Eastern Railway employee, 50 years old, 10 years to retirement, Rs 12,000/month RD corpus Rs 4.7L: First: the existing Rs 4.7L corpus. RD is mature (3 years = full RD tenure for most bank RDs). Do NOT reinvest in new RD. The Rs 4.7L should now move to: Rs 1L emergency fund (if not maintained separately). Rs 3.7L in Nifty 50 via 4-week STP. At 12% CAGR for 10 years: Rs 3.7L → Rs 11.5L. LTCG: net Rs 10.3L. vs Rs 3.7L in new RD for 10 years at 4.9% net: Rs 6L. Forward decision on Rs 12,000/month: 10 years to retirement. Railway PF: you're in Railway Provident Fund (RPF) — significant fixed-income allocation already (employer + employee contributions). GPF contribution: additional fixed income. Do you have equity in your portfolio? If NO: the Rs 12,000/month should go to Nifty SIP, NOT another RD. Rs 12,000/month Nifty SIP for 10 years at 12%: Rs 27.8L. vs Rs 12,000/month RD for 10 years: Rs 17.6L (net 4.9%). Equity SIP wins by Rs 10.2L. Specific goal in under 3 years? If yes (daughter's wedding in 2 years, home renovation, etc.): keep Rs 6,000/month in RD for that goal + Rs 6,000/month in Nifty SIP. At 50, the equity time horizon (10 years to 60, then 20+ years of retirement) is still sufficient for meaningful Nifty SIP allocation. The pension floor: your Railway pension will cover basic expenses in retirement. The Rs 3.7L + Rs 12,000/month equity allocation is your GROWTH wealth, not survival money. That context justifies equity over RD.

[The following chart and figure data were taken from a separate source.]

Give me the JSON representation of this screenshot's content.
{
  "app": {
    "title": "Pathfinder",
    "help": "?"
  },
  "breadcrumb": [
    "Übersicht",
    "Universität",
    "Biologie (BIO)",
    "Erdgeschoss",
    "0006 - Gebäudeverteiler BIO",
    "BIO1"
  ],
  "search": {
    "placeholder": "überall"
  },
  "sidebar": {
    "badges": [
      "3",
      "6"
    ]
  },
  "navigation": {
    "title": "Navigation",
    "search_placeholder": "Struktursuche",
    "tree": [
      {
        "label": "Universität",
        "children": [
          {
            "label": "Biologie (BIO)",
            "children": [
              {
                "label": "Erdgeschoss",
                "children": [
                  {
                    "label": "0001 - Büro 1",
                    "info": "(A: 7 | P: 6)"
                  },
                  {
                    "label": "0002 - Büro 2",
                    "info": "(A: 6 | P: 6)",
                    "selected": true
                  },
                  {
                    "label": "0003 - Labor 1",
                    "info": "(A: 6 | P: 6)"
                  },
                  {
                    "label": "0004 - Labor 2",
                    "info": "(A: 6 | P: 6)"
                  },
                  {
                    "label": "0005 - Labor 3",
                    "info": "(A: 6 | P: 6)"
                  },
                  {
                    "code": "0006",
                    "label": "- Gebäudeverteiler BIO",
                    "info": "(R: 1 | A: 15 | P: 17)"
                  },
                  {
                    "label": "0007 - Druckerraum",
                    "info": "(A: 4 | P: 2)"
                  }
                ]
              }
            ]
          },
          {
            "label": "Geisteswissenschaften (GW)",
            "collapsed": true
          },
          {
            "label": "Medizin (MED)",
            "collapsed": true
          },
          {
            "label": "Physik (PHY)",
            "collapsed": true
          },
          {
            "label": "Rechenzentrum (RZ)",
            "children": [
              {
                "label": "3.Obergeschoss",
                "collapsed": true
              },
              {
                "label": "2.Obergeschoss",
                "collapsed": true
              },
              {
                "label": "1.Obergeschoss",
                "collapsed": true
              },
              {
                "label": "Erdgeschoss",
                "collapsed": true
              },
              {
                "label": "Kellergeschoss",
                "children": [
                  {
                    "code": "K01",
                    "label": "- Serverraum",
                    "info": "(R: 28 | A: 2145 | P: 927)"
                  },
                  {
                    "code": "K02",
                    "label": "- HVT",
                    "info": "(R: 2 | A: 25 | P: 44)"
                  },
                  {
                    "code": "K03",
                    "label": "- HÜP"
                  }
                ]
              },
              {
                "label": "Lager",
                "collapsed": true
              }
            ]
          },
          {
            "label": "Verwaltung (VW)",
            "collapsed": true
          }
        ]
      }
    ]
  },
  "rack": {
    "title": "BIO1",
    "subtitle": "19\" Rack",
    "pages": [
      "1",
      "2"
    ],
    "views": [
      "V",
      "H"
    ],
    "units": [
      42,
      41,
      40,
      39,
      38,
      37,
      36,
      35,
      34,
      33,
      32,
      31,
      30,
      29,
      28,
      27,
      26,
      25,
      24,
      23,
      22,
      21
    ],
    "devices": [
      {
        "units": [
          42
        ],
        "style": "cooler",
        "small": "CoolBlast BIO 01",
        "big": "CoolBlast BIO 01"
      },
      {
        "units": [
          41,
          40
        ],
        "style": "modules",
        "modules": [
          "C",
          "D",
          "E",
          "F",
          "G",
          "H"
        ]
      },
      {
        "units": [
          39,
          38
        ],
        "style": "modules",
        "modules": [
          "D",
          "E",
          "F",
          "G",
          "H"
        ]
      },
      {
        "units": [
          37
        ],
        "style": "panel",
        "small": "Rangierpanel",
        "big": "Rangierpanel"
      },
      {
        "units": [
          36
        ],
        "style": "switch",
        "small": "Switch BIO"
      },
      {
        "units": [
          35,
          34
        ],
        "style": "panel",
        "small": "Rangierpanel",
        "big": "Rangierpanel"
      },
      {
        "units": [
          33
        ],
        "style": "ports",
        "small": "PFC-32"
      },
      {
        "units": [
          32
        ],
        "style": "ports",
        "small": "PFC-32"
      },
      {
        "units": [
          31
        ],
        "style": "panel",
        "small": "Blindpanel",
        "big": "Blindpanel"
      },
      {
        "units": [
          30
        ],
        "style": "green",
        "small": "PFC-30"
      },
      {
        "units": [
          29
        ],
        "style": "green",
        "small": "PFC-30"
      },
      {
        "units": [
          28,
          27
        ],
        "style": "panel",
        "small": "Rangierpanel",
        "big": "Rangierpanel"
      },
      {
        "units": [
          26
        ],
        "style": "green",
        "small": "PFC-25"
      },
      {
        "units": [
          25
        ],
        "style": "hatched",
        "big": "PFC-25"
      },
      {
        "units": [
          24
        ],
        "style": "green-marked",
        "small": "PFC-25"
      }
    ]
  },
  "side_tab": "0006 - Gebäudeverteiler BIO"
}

I'm a 25-year-old Kolkata IT fresher (Salt Lake Sector V, Rs 5.2L CTC, first job). My mother says start an RD of Rs 5,000/month. My colleague says do SIP. What's right?

25-year-old Salt Lake IT fresher — mother says RD vs colleague says SIP: Your colleague is right. But understand why, so you can explain it to your mother. The mother's logic: RD is safe, guaranteed, no market risk. Perfect for a first-time saver just starting a financial life. This is emotionally valid. The colleague's math: at 25, with 35 years to compounding, the difference between RD (4.9% net at 5% slab) and equity SIP (12% long-term CAGR) is massive. Rs 5,000/month for 35 years: RD at 4.9% net: approximately Rs 58.5L. Equity SIP at 12%: approximately Rs 3.22Cr. Difference: Rs 2.63Cr on the SAME Rs 5,000/month. Starting age is the single biggest variable in wealth accumulation. Every rupee you put into RD at 25 costs you Rs 55 by 60. The compromise: start equity SIP, but use the framework of safety that your mother values. Nifty 50 index fund SIP Rs 5,000/month (SEBI regulated, top 50 companies in India, diversified, not a company stock). 'Mother, instead of Rs 5,000 in RD, I'm putting Rs 5,000 in a government-regulated fund that invests in India's 50 biggest companies. It fluctuates but has never given negative returns over any 15-year period.' Auto-debit on the 5th of every month — same discipline as RD. No market timing needed. The first job emergency fund: BEFORE starting any SIP, build Rs 50,000-75,000 in SBI savings (3 months expenses in Salt Lake — rent Rs 8,000, food Rs 7,000, transport Rs 5,000 = Rs 20,000/month → Rs 60,000 emergency fund). Build emergency fund in 2-3 months, then start SIP. The RD is not wrong forever — if you save for a specific goal (laptop in 18 months, certification in 12 months), use RD for that. For the 35-year wealth journey: equity SIP only.